For maximal generality in the simulations, we sampled multivariate stochastic differential equations (SDEs) of the Ornstein-Uhlenbeck (OU) process form~\citep{karatzas}, with varying dimensionality and degree of nonlinearity. These processes had completely random structure, and were filtered for stability and significant confounding. We tested three distinct settings---``easy'', ``medium'', and ``hard''---with 256 independent experiments each. For the easy setting we trained simple linear SDE models, whereas for the medium and hard settings we trained neural models with longer windows into the past. For all settings, the controller's task was to minimize the squared value of the first dimension by controlling the second dimension.

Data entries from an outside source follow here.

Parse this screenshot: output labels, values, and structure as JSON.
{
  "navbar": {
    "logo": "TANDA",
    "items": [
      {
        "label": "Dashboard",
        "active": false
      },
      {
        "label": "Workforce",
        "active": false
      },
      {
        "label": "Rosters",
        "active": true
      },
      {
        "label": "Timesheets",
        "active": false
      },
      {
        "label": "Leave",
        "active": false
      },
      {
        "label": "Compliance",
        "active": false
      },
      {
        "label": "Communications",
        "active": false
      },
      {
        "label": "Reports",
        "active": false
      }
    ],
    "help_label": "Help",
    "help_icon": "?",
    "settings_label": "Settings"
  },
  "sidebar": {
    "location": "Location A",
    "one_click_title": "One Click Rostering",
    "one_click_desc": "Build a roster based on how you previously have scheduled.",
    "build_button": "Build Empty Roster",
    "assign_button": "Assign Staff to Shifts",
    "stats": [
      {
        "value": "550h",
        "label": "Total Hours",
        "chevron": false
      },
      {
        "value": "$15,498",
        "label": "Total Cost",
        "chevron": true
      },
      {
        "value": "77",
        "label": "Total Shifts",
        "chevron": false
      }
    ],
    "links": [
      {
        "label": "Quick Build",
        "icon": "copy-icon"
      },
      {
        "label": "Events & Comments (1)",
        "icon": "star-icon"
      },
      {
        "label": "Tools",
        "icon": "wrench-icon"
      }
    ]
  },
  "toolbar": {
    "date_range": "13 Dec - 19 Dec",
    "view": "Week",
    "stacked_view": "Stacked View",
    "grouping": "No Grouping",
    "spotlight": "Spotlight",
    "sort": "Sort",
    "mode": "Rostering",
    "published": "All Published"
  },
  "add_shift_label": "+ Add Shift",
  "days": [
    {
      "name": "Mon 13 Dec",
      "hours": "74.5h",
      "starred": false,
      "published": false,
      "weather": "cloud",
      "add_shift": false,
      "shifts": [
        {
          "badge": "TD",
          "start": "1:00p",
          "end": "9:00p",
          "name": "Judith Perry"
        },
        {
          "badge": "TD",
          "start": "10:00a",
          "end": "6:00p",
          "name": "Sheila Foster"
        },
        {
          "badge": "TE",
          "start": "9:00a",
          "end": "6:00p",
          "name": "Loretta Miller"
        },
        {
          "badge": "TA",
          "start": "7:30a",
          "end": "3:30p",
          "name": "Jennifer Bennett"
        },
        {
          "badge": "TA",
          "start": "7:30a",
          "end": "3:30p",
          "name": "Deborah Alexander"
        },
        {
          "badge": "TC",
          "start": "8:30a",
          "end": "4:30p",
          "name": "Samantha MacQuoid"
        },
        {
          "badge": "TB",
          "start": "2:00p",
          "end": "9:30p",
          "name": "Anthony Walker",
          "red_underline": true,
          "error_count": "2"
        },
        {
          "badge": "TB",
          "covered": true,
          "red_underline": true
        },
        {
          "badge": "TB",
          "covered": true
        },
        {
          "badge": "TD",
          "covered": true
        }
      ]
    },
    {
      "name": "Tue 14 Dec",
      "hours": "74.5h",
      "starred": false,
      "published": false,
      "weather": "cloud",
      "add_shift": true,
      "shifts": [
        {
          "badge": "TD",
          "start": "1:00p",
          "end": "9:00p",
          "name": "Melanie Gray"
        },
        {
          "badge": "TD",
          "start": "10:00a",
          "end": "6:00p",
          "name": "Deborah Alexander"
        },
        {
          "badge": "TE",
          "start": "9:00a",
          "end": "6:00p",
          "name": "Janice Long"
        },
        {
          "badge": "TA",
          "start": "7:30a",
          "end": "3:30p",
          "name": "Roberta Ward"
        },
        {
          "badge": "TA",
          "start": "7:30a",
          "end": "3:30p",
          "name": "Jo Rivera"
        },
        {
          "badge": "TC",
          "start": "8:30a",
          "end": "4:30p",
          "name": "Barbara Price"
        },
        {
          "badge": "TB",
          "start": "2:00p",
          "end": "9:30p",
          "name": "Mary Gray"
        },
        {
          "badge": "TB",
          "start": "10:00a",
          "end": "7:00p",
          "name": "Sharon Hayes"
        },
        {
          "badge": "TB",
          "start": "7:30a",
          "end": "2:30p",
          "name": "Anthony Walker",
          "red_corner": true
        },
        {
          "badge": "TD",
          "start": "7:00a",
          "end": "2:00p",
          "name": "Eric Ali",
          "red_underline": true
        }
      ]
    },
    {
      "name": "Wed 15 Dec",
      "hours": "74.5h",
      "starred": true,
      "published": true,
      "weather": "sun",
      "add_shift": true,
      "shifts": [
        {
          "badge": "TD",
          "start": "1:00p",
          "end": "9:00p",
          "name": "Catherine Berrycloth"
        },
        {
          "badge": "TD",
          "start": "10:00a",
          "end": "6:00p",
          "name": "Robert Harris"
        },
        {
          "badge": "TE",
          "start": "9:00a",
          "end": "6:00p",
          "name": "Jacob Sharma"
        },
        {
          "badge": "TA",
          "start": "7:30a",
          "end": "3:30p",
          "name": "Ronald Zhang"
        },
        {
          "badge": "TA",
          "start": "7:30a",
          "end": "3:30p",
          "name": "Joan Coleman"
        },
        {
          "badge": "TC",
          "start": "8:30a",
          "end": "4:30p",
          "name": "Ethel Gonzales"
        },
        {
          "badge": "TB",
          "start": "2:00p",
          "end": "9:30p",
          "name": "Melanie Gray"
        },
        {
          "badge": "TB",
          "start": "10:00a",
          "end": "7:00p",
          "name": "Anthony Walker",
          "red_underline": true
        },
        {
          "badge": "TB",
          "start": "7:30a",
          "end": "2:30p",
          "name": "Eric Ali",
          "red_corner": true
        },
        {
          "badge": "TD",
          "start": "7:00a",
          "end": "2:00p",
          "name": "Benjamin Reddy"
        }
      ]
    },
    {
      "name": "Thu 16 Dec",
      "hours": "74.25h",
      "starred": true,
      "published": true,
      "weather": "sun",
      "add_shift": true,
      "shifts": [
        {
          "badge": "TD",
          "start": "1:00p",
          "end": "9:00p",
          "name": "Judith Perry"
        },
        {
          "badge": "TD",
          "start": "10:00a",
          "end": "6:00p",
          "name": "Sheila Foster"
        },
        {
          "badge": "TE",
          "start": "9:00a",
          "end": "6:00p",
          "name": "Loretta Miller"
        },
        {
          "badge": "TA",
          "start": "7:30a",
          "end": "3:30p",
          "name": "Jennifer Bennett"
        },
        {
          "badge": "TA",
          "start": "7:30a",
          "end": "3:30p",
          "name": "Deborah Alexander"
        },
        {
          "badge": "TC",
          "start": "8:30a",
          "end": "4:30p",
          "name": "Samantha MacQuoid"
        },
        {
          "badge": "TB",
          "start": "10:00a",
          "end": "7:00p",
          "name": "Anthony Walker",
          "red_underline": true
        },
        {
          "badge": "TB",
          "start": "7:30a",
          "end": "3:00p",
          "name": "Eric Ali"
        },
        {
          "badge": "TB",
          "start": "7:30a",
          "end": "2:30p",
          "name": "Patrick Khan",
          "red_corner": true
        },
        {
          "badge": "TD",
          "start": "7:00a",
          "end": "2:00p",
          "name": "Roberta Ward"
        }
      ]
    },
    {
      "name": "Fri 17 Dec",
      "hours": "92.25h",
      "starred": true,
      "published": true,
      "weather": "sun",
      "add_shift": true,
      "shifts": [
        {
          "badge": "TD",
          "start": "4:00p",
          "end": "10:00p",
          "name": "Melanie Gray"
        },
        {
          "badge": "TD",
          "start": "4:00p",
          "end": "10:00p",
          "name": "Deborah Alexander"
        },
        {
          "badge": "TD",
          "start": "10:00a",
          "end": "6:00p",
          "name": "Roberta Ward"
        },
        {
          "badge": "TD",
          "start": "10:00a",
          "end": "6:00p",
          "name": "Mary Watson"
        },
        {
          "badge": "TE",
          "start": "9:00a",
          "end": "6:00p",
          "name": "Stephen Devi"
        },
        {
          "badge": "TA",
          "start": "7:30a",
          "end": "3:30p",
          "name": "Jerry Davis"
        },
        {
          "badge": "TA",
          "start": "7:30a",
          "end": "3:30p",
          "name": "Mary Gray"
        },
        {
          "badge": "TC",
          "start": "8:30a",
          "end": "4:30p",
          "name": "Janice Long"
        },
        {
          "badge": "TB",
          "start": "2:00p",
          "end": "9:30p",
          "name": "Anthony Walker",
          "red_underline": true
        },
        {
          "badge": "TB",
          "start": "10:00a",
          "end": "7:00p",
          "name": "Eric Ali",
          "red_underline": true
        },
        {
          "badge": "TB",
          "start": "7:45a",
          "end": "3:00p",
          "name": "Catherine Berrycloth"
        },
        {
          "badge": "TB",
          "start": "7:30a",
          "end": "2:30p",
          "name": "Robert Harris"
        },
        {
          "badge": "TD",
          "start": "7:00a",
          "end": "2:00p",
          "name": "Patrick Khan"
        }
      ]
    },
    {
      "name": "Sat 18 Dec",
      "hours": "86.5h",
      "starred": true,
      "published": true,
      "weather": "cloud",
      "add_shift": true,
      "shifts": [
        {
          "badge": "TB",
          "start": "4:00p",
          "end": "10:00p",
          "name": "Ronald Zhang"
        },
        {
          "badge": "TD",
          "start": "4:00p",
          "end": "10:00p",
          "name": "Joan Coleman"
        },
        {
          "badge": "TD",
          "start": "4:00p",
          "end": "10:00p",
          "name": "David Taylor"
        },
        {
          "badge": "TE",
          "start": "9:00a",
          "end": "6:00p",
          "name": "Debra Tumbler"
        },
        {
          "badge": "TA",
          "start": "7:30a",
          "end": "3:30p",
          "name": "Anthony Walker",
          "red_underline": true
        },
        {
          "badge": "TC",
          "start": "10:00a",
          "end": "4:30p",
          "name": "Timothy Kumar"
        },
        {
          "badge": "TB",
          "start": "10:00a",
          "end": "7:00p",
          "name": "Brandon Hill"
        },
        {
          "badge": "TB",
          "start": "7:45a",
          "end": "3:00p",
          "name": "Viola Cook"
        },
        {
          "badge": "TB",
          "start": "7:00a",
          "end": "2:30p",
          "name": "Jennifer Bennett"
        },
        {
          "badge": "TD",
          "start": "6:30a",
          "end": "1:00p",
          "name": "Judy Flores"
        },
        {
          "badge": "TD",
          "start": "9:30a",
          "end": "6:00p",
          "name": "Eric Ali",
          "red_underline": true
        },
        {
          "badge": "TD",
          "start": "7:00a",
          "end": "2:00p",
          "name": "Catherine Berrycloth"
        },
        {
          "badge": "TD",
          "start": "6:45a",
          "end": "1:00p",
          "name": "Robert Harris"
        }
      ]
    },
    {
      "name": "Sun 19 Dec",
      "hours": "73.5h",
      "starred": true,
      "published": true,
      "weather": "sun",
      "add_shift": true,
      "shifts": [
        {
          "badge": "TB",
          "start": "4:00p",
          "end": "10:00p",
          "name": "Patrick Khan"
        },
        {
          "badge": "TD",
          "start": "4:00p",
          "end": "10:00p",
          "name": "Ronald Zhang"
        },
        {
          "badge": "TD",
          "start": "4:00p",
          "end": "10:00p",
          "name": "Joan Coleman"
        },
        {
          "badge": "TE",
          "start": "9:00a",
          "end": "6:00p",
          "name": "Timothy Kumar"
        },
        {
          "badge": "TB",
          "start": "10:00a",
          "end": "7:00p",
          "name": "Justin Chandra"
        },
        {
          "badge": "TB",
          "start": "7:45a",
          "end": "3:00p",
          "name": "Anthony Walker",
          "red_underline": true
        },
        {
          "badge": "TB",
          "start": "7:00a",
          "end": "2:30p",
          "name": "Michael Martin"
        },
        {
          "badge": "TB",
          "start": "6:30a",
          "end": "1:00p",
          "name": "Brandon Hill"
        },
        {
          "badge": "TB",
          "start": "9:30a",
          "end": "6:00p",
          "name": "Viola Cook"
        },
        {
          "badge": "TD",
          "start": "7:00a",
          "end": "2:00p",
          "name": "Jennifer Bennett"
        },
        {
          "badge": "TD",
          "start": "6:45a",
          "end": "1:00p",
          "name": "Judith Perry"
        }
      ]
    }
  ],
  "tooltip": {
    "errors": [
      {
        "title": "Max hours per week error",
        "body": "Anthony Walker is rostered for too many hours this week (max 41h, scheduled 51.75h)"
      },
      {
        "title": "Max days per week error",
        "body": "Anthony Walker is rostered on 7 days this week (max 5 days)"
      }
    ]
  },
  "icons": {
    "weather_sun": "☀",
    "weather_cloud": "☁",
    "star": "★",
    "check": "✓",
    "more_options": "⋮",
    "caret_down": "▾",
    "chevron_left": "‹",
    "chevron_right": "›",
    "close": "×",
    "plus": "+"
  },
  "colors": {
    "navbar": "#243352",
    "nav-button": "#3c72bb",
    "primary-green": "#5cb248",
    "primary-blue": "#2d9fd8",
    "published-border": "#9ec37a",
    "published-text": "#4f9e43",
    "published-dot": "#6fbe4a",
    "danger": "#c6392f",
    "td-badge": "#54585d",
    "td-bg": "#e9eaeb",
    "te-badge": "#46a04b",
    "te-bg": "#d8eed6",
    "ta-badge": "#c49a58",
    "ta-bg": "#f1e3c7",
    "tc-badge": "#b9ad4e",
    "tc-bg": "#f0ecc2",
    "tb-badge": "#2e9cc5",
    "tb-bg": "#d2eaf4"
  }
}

Concretely, the SDEs took the form
$\dd S_t = -h(A S_t)\dd t + \sigma\dd W_t$
where $S_t$ is the full state vector, $A$ is a mixing matrix, and $h(\cdot)$ is the optional nonlinearity given as a gradient of a convex function. 
$R_t$ is given by $R_t = -\big( S_t^{[0]} \big)^2 $ where the $\cdot^{[i]}$ superscript represents the $i^\text{th}$ component of $S_t$.
The control is imposed on $S_t^{[1]}$, and the observed component is 
$\dd O_t = \dd S_t^{[0:k]}$
where $k$ is the set of dimensions observed.
The action $a_t$ is applied to $O_t^{[1]}$ at each time step.
Different realizations of processes were simulated in discrete time through the Euler-Maruyama scheme. 
Additional details are available in \S\ref{app:experiments}.

\begin{figure}
    \centering
    \scalebox{0.8}{
      \input{figures/experiments-scatter.pgf}}\vspace{-1em}
    \caption{Comparing the pairwise results of Table~\ref{tab:benchmark} between our sensitivity model and the MSM baseline. We display improvements in reward over the naive controller for each of the 256 experiments. More points being to the right of the diagonal suggests that our model performed better.}
    \label{fig:results-scatter}
\end{figure}




Results are mainly displayed as relative improvements in reward over the naive controller. Table~\ref{tab:benchmark} shows average improvements for our method compared with the baselines, across the three experimental settings described in Table~\ref{tab:experimental-settings}. Improvements per experiment are plotted for our method versus the MSM in Figure~\ref{fig:results-scatter}. In aggregate, our method appears to yield a 20\%+ increase in reward over the MSM.